Hay un cuento de Dino Buzzati que habla de una gota de agua que todas las noches sube las escaleras de un edificio. Escalón a escalón. Lentamente. Lentamente. Y los vecinos no pueden dormir y sus sábanas se vuelven mordazas y por eso le intentan dar un significado a una simple gota de agua que sube todas las noches las escaleras de su edificio. E inventan esperanzas o aprenden a desesperarse con la lámpara de la mesilla encendida mientras la gota se dirige hasta el último piso. Se equivocan, se equivocan. Como me equivocaba yo cuando esperaba con impaciencia a que llegara una tormenta de arena. La esperaba desde el balcón del tercer piso de un bloque soviético en una Universidad China. Han pasado nueve años, ¿qué quedará de todo aquello?

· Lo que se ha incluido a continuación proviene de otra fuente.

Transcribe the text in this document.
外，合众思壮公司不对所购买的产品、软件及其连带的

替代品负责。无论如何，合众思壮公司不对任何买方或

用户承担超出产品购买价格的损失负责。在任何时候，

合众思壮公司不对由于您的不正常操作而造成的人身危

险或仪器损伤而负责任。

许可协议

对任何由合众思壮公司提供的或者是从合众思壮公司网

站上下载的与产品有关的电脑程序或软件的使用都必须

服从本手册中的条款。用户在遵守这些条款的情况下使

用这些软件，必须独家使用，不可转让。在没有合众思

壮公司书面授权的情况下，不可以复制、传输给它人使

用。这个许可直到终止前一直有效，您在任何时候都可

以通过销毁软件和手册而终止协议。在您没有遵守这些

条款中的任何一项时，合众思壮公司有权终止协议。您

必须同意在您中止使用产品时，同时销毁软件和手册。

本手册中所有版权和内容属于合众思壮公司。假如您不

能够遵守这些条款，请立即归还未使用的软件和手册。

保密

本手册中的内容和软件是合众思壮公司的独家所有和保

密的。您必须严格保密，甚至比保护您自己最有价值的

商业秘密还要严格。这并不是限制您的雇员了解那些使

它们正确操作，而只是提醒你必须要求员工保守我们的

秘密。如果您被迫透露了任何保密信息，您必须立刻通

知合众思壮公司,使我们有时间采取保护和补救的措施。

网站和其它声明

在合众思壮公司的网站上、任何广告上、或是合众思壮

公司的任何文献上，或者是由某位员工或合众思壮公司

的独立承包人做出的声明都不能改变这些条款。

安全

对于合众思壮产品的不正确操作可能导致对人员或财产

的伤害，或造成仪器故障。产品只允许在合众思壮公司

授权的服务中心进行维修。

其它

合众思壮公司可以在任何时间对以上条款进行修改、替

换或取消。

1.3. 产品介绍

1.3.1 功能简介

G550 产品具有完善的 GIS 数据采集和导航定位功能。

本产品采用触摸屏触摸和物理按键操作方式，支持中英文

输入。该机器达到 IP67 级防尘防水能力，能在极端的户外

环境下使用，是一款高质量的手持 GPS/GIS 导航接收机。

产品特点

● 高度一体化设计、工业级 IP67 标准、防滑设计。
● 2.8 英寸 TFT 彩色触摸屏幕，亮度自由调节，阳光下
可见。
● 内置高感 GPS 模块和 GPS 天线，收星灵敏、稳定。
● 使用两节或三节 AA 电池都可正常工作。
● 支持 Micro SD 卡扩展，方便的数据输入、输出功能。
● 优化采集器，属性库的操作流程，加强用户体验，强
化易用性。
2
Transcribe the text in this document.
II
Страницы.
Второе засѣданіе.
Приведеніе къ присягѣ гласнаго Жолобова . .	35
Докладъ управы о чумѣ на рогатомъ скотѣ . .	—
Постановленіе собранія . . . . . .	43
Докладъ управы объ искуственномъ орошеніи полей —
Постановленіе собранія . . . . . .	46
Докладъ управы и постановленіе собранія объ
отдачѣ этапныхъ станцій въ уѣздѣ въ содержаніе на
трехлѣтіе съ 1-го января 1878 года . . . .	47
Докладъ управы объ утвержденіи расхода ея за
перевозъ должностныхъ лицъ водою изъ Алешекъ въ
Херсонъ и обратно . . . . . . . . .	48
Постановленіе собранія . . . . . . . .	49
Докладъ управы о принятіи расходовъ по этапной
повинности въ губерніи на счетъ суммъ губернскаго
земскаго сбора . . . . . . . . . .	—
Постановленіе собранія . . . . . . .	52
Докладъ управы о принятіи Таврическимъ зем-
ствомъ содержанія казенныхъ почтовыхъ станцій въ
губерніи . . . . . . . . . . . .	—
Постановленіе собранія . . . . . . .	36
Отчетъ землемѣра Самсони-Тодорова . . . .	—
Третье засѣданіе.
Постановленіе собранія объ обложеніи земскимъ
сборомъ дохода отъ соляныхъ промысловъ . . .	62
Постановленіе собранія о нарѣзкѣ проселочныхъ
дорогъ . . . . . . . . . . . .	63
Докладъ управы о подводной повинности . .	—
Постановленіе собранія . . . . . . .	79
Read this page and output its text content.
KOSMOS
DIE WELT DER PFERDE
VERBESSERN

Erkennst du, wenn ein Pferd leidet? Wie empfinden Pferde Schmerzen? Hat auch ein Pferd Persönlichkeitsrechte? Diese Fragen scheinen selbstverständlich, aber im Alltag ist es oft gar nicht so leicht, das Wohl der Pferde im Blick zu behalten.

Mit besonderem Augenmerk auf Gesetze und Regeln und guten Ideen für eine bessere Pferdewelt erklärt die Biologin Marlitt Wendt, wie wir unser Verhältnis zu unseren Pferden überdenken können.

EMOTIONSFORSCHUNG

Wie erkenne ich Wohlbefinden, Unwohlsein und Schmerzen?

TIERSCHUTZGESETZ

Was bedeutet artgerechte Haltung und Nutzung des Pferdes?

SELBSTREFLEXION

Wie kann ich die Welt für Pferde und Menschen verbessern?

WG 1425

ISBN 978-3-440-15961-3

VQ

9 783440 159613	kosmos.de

Es posible que fuera mayo, como ahora. Un mayo que hablaba tras una mascarilla de pétalos de plástico. Un mes cubierto por el polvo negro de una ciudad de seis millones de habitantes y floreciente industria química y autobuses de dos pisos y maestros de caligrafía y los huesos llenos de bicicletas viejas, miles de bicicletas viejas aparcadas en hilera en los pulmones. Había dejado de escribir y tenía la garganta llena de alquitrán, como todos los que esperan y me decía que algo tendría que llegar. Necesariamente algo cambiaría todo de un golpe de volante hacia el acantilado.
Así lo había creído la noche del once de septiembre, cuando vi encendidas todas las ventanas de los apartamentos en los que vivían los profesores americanos y pensé en colmenas en llamas. La realidad se veía de perfil. La salvación de mi mundo estaba en una silueta con sobrepeso que gesticulaba con desesperación en su terraza hasta volverse borrosa. Y mi vida empezaba de verdad, así me dije, como si hubiera saltado de una torre porque tardaría cien años en estamparme contra el suelo y podría ser feliz durante la caída, sin ver que todo arde alrededor. Sólo era un pobre egoísta.
También pensé que había llegado el día en el que todo sería diferente cuando volvíamos de una excursión a una de las montañas sagradas del budismo. No pude comprender nada. Durante una de las paradas nos mostraron el centro renovado de una pequeña ciudad de provincia. Se trataba de una calle de estatuas ecuestres de generales romanos o renacentistas que desembocaban en una esfinge egipcia. Bastaba con que anocheciera para que el milagro se deformara todavía más. La noche pasaba la mano sobre las estatuas y descubría que estaban huecas y eran de plástico. La noche atornillaba bombillas de neón sobre la cabeza de la esfinge y las bombillas reían con los ojos y yo también reía, a carcajadas, aunque sentía que alguien me había volcado por dentro.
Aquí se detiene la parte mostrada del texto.